揺らいでいた髪も、ローブも、ふわふわ浮いていたレポート用紙も、今にも本棚から落ちそうになっていた本も、何事もなかったかのように正しい場所に落ち着いている。
「手……離して、もらえますか?」
「あ」
グレイアスの手を握っていたことすら忘れていたノアは、慌てて手を離す。でも、すぐにしゅんと肩を落とした。
「爪の痕付いちゃいましたね。……痛いですか?」
「痛くはないですが、黙っていてください」
「へ?誰に?」
「……そんなの、殿下に決まってるじゃないですか」
「ああ。

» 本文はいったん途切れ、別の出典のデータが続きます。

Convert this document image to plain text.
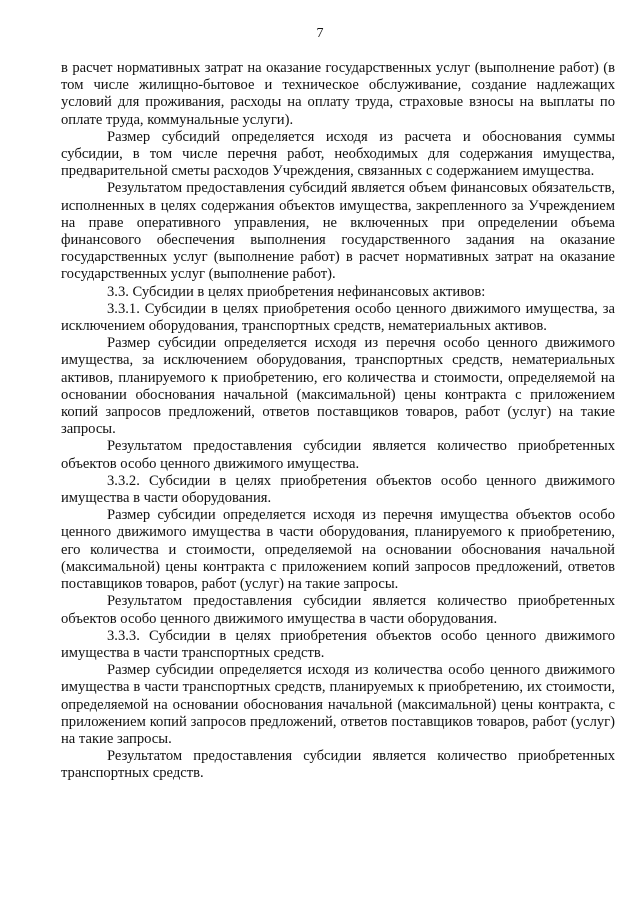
7

в расчет нормативных затрат на оказание государственных услуг (выполнение работ) (в том числе жилищно-бытовое и техническое обслуживание, создание надлежащих условий для проживания, расходы на оплату труда, страховые взносы на выплаты по оплате труда, коммунальные услуги).

Размер субсидий определяется исходя из расчета и обоснования суммы субсидии, в том числе перечня работ, необходимых для содержания имущества, предварительной сметы расходов Учреждения, связанных с содержанием имущества.

Результатом предоставления субсидий является объем финансовых обязательств, исполненных в целях содержания объектов имущества, закрепленного за Учреждением на праве оперативного управления, не включенных при определении объема финансового обеспечения выполнения государственного задания на оказание государственных услуг (выполнение работ) в расчет нормативных затрат на оказание государственных услуг (выполнение работ).

3.3. Субсидии в целях приобретения нефинансовых активов:

3.3.1. Субсидии в целях приобретения особо ценного движимого имущества, за исключением оборудования, транспортных средств, нематериальных активов.

Размер субсидии определяется исходя из перечня особо ценного движимого имущества, за исключением оборудования, транспортных средств, нематериальных активов, планируемого к приобретению, его количества и стоимости, определяемой на основании обоснования начальной (максимальной) цены контракта с приложением копий запросов предложений, ответов поставщиков товаров, работ (услуг) на такие запросы.

Результатом предоставления субсидии является количество приобретенных объектов особо ценного движимого имущества.

3.3.2. Субсидии в целях приобретения объектов особо ценного движимого имущества в части оборудования.

Размер субсидии определяется исходя из перечня имущества объектов особо ценного движимого имущества в части оборудования, планируемого к приобретению, его количества и стоимости, определяемой на основании обоснования начальной (максимальной) цены контракта с приложением копий запросов предложений, ответов поставщиков товаров, работ (услуг) на такие запросы.

Результатом предоставления субсидии является количество приобретенных объектов особо ценного движимого имущества в части оборудования.

3.3.3. Субсидии в целях приобретения объектов особо ценного движимого имущества в части транспортных средств.

Размер субсидии определяется исходя из количества особо ценного движимого имущества в части транспортных средств, планируемых к приобретению, их стоимости, определяемой на основании обоснования начальной (максимальной) цены контракта, с приложением копий запросов предложений, ответов поставщиков товаров, работ (услуг) на такие запросы.

Результатом предоставления субсидии является количество приобретенных транспортных средств.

なるほど」
うっかり暴言を吐いてしまい不敬罪で死にかけただなんて、やっぱり稀代の魔術師としては沽券にかかわることなのだろう。
ノアは寛容な笑みを浮かべて、他言いたしませんと頷く。
しかしグレイアス先生は、なぜかここで残念な子供を見る目つきになった。
「言っておきますが、私が黙っていてと言ったのは殿下に浮気の冤罪をかけられるのが嫌だったからですよ」
「……は?」
言っている意味がてんでわからない。
「あのう……確認ですが、誰と誰が浮気を?」
「あなたと私がです」
「は?先生と私が浮気??」
「そうです」
「あはっ、あはははっははっ!!」
真顔で言ったグレイアスの言葉があまりに可笑しすぎて、ノアは盛大に噴き出した。
すぐさま「笑うな!」とグレイアスは激怒するが、それすらノアの笑いのツボを刺激する。

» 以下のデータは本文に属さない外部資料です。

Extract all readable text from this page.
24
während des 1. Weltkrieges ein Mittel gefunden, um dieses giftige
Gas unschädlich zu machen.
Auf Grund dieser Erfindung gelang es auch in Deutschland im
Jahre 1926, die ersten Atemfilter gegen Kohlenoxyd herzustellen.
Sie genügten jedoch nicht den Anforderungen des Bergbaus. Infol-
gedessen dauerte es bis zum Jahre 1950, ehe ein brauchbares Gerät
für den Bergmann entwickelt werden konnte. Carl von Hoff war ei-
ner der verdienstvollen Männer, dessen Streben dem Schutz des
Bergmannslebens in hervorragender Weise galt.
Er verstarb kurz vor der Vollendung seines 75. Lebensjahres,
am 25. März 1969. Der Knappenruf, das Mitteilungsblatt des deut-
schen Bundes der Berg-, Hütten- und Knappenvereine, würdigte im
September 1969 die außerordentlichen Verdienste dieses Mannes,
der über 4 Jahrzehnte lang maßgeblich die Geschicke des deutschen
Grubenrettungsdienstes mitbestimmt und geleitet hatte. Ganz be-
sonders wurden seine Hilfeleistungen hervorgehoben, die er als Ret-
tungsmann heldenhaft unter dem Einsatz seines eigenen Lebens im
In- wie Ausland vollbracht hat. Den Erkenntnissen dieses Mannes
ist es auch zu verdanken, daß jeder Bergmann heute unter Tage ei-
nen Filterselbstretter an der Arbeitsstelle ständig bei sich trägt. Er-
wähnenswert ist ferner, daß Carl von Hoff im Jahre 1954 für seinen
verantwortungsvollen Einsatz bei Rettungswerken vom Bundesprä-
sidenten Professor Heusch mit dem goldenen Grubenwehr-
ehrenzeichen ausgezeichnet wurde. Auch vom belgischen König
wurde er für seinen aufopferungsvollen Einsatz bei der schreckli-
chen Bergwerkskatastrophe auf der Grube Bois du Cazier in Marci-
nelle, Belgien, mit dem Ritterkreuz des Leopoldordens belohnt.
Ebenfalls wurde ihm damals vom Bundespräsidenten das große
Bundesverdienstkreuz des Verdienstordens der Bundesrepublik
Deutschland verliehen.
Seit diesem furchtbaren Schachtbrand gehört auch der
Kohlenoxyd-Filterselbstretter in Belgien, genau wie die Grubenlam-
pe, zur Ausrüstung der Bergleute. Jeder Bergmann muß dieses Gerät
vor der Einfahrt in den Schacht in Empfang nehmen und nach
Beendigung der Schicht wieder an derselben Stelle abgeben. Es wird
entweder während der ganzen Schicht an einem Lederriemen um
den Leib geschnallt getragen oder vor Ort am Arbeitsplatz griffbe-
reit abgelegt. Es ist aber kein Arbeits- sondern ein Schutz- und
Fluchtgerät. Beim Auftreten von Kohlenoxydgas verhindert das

ゲラゲラと笑い出したノアに、グレイアスは苦虫を嚙み潰したような顔になった。
「……殿下にとったら、異性の手に触れることだって浮気判定なんですよ」
「いや、それは、先生の思い込みでしょ?殿下がそんなこと、言うわけないじゃないですか。あはっ、もうっ……ははははっ。グレイアス先生たらっ。あははっ」
笑い続けるノアを見て、グレイアスは更に渋面になり、「これほどまでに鈍感だとは……殿下もこりゃあ苦労しますね」と苦々しく吐き捨てた。